O LAMBE BOTAS


Existe uma figura que se destaca na tragicomédia das relações sociais de trabalho, também chamada de relações produtivas. Antes, entretanto, vamos aos diversos figurantes com papéis mais importantes:


1. Em primeiro lugar a chamada força de trabalho, hoje elevada à condição de “colaborador”. Sim, porque em determinado momento a “administração científica” considerou ser vergonhosa a denominação empregado; mas cá entre nós, é para disfarçar mesmo, a grande distinção social entre uma minoria de acionistas, ou empresários, latifundiários, ou popularmente falando, patrões, e as camadas numerosas de trabalhadores, ou operários, comerciários, “terceirizados”, trabalhadores rurais, etc...

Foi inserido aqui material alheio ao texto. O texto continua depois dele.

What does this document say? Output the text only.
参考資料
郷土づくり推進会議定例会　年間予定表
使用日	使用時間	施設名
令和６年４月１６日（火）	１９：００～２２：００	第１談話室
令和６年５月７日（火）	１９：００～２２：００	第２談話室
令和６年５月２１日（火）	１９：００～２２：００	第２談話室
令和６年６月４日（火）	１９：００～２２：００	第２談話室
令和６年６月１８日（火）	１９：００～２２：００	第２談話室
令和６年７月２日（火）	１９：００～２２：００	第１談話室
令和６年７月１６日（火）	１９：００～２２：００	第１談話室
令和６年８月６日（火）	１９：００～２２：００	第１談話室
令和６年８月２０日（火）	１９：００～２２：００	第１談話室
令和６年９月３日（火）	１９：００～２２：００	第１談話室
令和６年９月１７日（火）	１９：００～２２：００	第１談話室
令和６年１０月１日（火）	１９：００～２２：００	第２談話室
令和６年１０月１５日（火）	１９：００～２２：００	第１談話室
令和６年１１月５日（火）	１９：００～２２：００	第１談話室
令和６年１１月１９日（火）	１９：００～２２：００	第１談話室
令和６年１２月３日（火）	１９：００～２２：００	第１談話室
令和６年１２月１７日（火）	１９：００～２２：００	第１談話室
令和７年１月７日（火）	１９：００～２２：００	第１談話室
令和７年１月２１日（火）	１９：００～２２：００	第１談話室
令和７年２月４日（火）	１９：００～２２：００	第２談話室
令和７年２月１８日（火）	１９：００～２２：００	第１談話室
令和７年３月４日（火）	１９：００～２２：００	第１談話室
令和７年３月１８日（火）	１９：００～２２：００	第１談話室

2. Em segundo lugar, os proprietários dos chamados meios de produção. Em outras palavras, os que não trabalham, mas vivem fartamente do trabalho dos outros. Sim, porque tudo o que se comercializa e vende, deve-se, concretamente, ao trabalho realizado, e não ao controle, ou a gestão. Lógico, há uma visão empresarial, há uma tecnologia altamente evoluída, que põe uma pimenta nestes conceitos centenários de Marx, Engels e Lenin. Dizem até, que a mais-valia, com a robótica está desaparecendo...(sic)

3. Bem, agora vamos falar dos esprimidinhos, sim dos que ficam no meio desta história toda, dos que oscilam pensando ser uma coisa e são outra. Ou, dos que se esquecem do que são, e pensam ser mais do que não são. Entenderam? Bem refiro-me aos chamados estratos médios da população. Estes que a futura presidenta Dilma designa como “classe média”, um país de “classe média”. Aí estão, engenheiros, advogados, médicos, pequenos empresários, dentistas, tecnólogos de todo tipo, etc , etc, prestando serviço nas grandes corporações, ou tentando vôo solo, como se diz, de abrir o próprio negócio.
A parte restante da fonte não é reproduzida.